C’est donc cela ! Farrugia bosse comme un dingue pour réaliser des films nuls. Et les années ne le calment pas, il s’est surpassé pour proposer un film encore plus nul que les précédents. "Sous le même toit" a demandé deux années de travail intensif, 7/7 jours - 24/24 heures, le niveau de nullité est à ce prix. Un jour peut-être, on le graduera, comme on le fait pour les tremblements de terre, sur une échelle de Farrugia. Le départ de Chabat, la dissolution des "Nuls" a vraiment aidé sa progression.

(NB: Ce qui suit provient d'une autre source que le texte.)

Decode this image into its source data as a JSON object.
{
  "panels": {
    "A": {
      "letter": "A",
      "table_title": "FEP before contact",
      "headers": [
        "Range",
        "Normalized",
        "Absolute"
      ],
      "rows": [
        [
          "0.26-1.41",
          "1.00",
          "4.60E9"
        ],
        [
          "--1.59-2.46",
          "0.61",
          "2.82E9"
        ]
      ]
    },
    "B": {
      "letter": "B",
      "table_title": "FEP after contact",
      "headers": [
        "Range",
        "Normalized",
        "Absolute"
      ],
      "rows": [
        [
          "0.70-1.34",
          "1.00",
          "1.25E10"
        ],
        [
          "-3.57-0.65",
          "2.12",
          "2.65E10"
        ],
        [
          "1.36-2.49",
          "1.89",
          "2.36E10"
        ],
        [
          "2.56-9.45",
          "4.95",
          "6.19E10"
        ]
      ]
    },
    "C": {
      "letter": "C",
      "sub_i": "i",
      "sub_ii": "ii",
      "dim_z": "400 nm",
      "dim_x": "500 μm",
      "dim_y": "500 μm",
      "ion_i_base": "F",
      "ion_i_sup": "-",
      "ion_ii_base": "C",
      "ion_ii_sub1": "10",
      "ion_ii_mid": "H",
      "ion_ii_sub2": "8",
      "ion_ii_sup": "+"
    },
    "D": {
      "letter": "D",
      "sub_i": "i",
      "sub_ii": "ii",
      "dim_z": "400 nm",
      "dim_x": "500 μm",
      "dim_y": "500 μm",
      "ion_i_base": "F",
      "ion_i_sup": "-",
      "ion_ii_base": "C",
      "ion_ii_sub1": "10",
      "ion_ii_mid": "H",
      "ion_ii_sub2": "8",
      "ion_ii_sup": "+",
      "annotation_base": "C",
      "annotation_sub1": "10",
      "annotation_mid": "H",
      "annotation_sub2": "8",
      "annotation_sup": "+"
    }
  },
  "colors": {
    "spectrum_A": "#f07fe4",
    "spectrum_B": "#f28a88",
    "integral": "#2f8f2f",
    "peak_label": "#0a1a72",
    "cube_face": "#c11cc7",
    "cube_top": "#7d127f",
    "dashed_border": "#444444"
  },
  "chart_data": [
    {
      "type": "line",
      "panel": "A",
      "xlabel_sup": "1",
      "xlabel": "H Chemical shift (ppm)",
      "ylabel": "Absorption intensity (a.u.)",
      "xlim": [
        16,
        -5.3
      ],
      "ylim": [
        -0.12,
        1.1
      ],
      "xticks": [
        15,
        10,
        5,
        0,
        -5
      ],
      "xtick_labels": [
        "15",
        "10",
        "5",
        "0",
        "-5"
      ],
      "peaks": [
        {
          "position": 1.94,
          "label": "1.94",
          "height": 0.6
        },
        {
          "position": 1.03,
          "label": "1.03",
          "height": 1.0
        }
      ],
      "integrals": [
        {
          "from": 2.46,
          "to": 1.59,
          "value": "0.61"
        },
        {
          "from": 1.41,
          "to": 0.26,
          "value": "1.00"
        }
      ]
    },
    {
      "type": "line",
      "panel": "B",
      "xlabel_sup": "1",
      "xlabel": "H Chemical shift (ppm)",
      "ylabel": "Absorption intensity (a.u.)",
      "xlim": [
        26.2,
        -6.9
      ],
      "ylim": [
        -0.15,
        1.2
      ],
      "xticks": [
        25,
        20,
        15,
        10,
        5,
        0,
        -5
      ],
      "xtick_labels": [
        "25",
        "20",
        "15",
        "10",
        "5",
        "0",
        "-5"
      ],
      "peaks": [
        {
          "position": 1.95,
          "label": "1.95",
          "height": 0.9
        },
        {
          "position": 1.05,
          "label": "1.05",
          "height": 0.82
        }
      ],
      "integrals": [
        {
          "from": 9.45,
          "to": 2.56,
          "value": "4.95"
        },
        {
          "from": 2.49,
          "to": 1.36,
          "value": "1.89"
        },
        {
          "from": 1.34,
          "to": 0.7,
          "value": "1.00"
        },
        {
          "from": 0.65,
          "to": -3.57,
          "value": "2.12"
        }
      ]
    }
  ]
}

Comme le gamin du film auquel il s’identifie, Dominique Farrugia s’applique à nullifier tout ce qu’il touche. Prenons le scénario, c’est celui de "L’économie du couple" : ils divorcent mais ils n’ont pas les moyens de se séparer. Lafosse en avait tiré un drame. Farrugia s’emploie à le trousser en comédie. Platitudes, clichés, portes ouvertes, tous les moyens sont bons pour la rendre nulle. Idem pour ses acteurs. Il prend du premier choix pour le transformer en entrée de gamme. On le sent encourager Gilles Lellouche à surjouer, on l’entend lui dire : "Tu peux faire pire, on la refait." Quant à Louise Bourgoin, il réussit à la rendre moche et idiote, ce qui n’est pas à la portée du premier tâcheron. Sur le même thème, une simple comparaison avec "Papa ou maman" est assassine en termes d’originalité, de dialogues, d’interprétation, de rythme…


Réalisation : Dominique Farrugia. Scénario : Laurent Turner, Dominique Farrugia. Avec Gilles Lellouche, Louise Bourgoin, Manu Payet… 1h33.